Grupo revela invasão a escritório do FBI 41 anos depois

Um grupo de oito ativistas norte-americanos invadiu o escritório do FBI em Media, Pensilvânia, em 1971, roubou vários arquivos e vazou parte do conteúdo para meios de comunicação. O caso nunca foi resolvido pela polícia. Na terça-feira, eles decidiram vir a público para falar do caso. O grupo não pode ser denunciado, já que o crime expirou em 1976.

PRISCILA ARONE, COM INFORMAÇÕES DA ASSOCIATED PRESS, Agência Estado

08 de janeiro de 2014 | 09h29

Décadas antes de Edward Snowden revelar os programas de vigilância da Agência Nacional de Segurança (NSA, na sigla em inglês), o grupo expôs como o governo estava visando manifestantes.

LideradoS por William C. Davidson, professor de física na Haverford College, eles invadiram o escritório do FBI

na noite em que o país assistia à luta entre Muhammad Ali e Joe Frazier pela televisão, e saíram do local com malas cheias de arquivos.

Os integrantes do grupo decidiram falar aos meios de comunicação antes do lançamento de um livro e um documentário sobre a ação. O livro "`The Burglary: The Discovery of J. Edgar Hoover''s Secret FBI" (O Roubo: A Descoberta do Segredo de J. Edgar Hoover no FBI), da jornalista Betty Medsger, foi lançado na terça-feira.
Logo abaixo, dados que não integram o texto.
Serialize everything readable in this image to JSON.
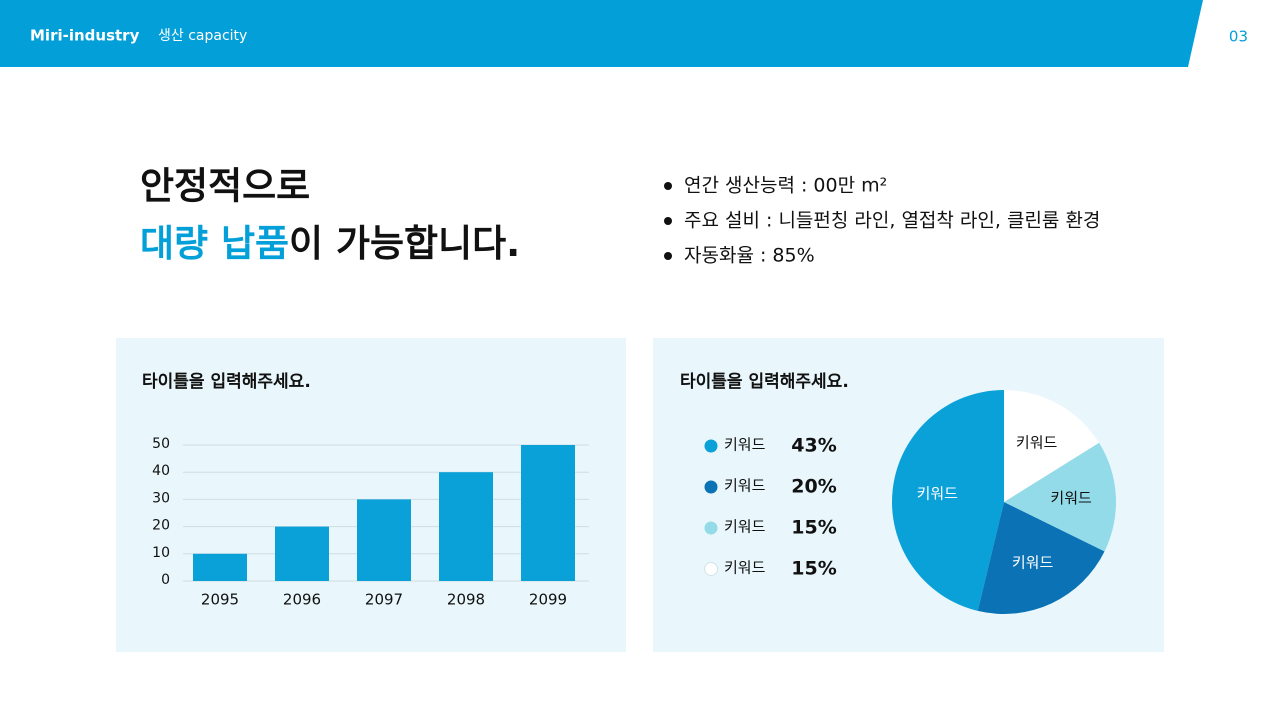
{
  "header": {
    "brand": "Miri-industry",
    "section": "생산 capacity",
    "page": "03"
  },
  "headline": {
    "line1": "안정적으로",
    "highlight": "대량 납품",
    "rest": "이 가능합니다."
  },
  "bullets": [
    "연간 생산능력 : 00만 m²",
    "주요 설비 : 니들펀칭 라인, 열접착 라인, 클린룸 환경",
    "자동화율 : 85%"
  ],
  "chart_data": [
    {
      "type": "bar",
      "title": "타이틀을 입력해주세요.",
      "categories": [
        "2095",
        "2096",
        "2097",
        "2098",
        "2099"
      ],
      "values": [
        10,
        20,
        30,
        40,
        50
      ],
      "color": "#0aa0d8",
      "ylim": [
        0,
        50
      ],
      "yticks": [
        0,
        10,
        20,
        30,
        40,
        50
      ],
      "grid": true
    },
    {
      "type": "pie",
      "title": "타이틀을 입력해주세요.",
      "categories": [
        "키워드",
        "키워드",
        "키워드",
        "키워드"
      ],
      "values": [
        43,
        20,
        15,
        15
      ],
      "value_labels": [
        "43%",
        "20%",
        "15%",
        "15%"
      ],
      "colors": [
        "#0aa0d8",
        "#0a72b5",
        "#93dbe9",
        "#ffffff"
      ]
    }
  ]
}
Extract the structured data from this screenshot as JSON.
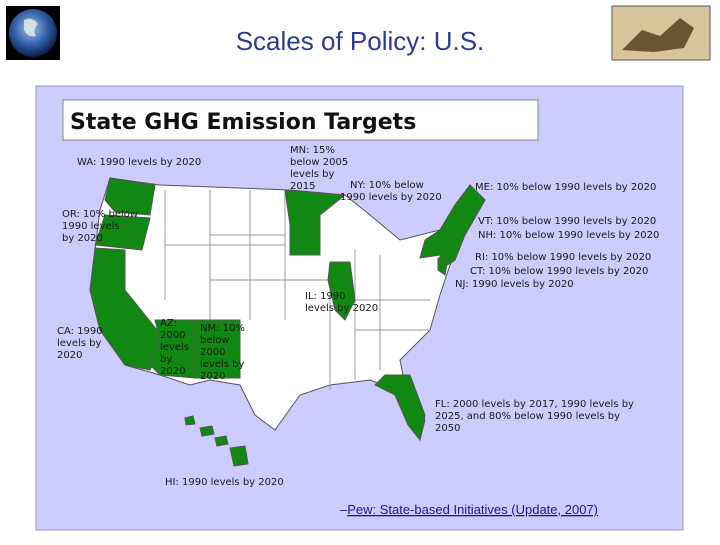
{
  "header": {
    "title": "Scales of Policy: U.S."
  },
  "map": {
    "title": "State GHG Emission Targets",
    "labels": [
      {
        "lines": [
          "WA: 1990 levels by 2020"
        ]
      },
      {
        "lines": [
          "MN: 15%",
          "below 2005",
          "levels by",
          "2015"
        ]
      },
      {
        "lines": [
          "NY: 10% below",
          "1990 levels by 2020"
        ]
      },
      {
        "lines": [
          "ME: 10% below 1990 levels by 2020"
        ]
      },
      {
        "lines": [
          "OR: 10% below",
          "1990 levels",
          "by 2020"
        ]
      },
      {
        "lines": [
          "VT: 10% below 1990 levels by 2020"
        ]
      },
      {
        "lines": [
          "NH: 10% below 1990 levels by 2020"
        ]
      },
      {
        "lines": [
          "RI: 10% below 1990 levels by 2020"
        ]
      },
      {
        "lines": [
          "CT: 10% below 1990 levels by 2020"
        ]
      },
      {
        "lines": [
          "NJ: 1990 levels by 2020"
        ]
      },
      {
        "lines": [
          "IL: 1990",
          "levels by 2020"
        ]
      },
      {
        "lines": [
          "CA: 1990",
          "levels by",
          "2020"
        ]
      },
      {
        "lines": [
          "AZ:",
          "2000",
          "levels",
          "by",
          "2020"
        ]
      },
      {
        "lines": [
          "NM: 10%",
          "below",
          "2000",
          "levels by",
          "2020"
        ]
      },
      {
        "lines": [
          "FL: 2000 levels by 2017, 1990 levels by",
          "2025, and 80% below 1990 levels by",
          "2050"
        ]
      },
      {
        "lines": [
          "HI: 1990 levels by 2020"
        ]
      }
    ]
  },
  "citation": {
    "prefix": "–",
    "link": "Pew: State-based Initiatives (Update, 2007)"
  }
}
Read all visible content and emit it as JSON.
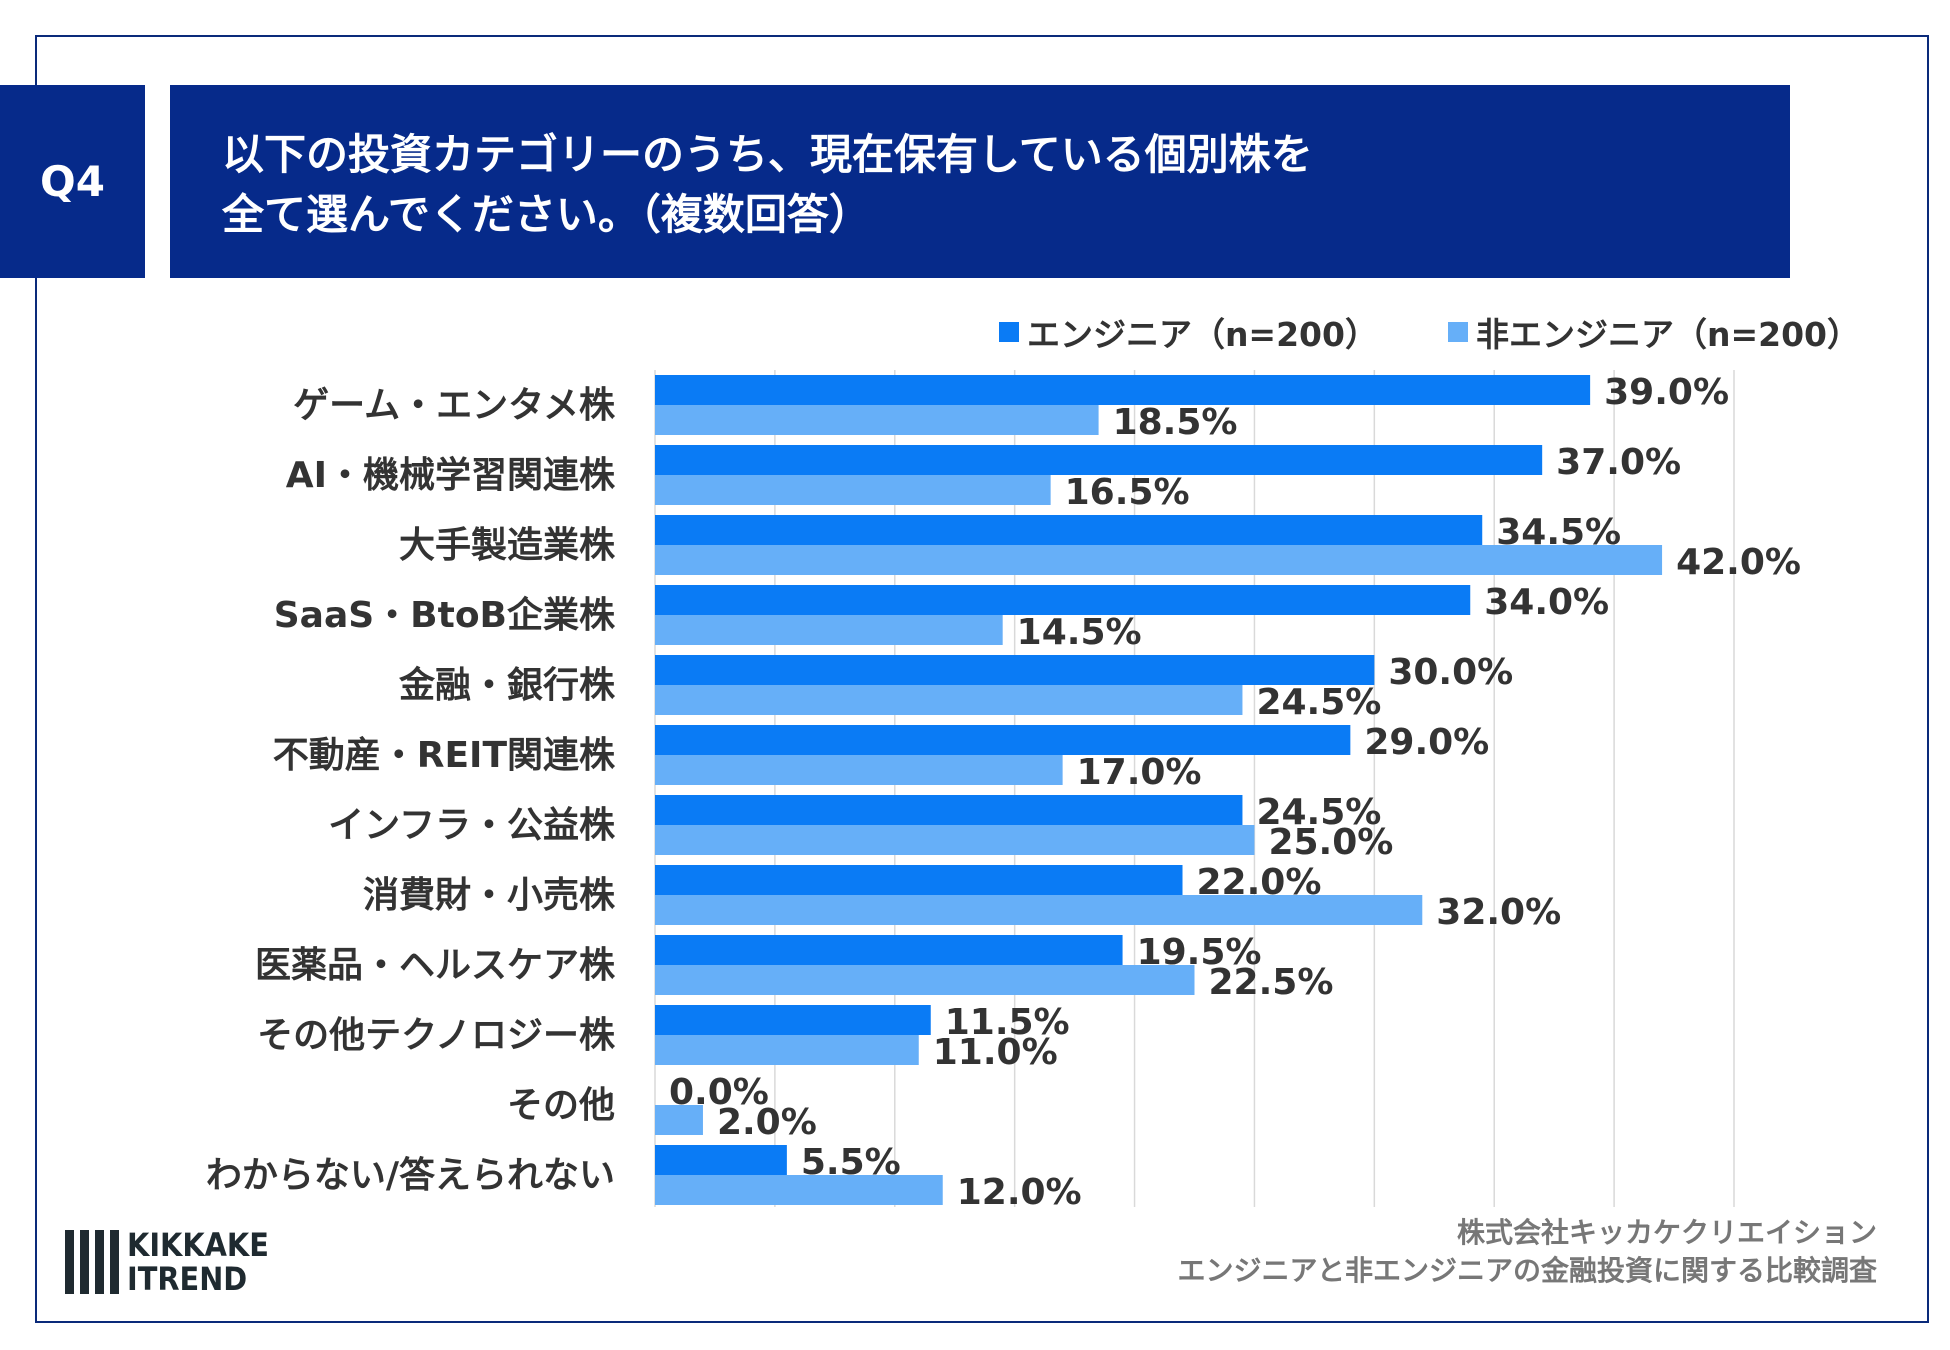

Já o documentário "1971" Johanna Hamilton será conhecido pelo público ainda neste ano.

Keith Forsyth que participou da ação e na época era um motorista de táxi de 20 anos, explicou que o grupo ficou calado até agora porque queria que o público prestasse atenção às informações dos arquivos. "Nós queríamos que o foco ficassem nos documentos que encontramos e não em nós", afirmou Forsyth durante coletiva de imprensa na terça-feira.

O grupo disse que analisou os documentos e enviou aos jornalistas apenas aqueles que mostravam as investigações do FBI contra civis e não os que pudessem comprometer a segurança nacional.

Um dos envelopes enviados chegou à mesa de Medsger, que na época trabalhava no Washington Post. "O FBI estava realizando uma guerra secreta contra dissidentes", disse ela. "Particularmente contra ativistas contrários à guerra e afro-americanos".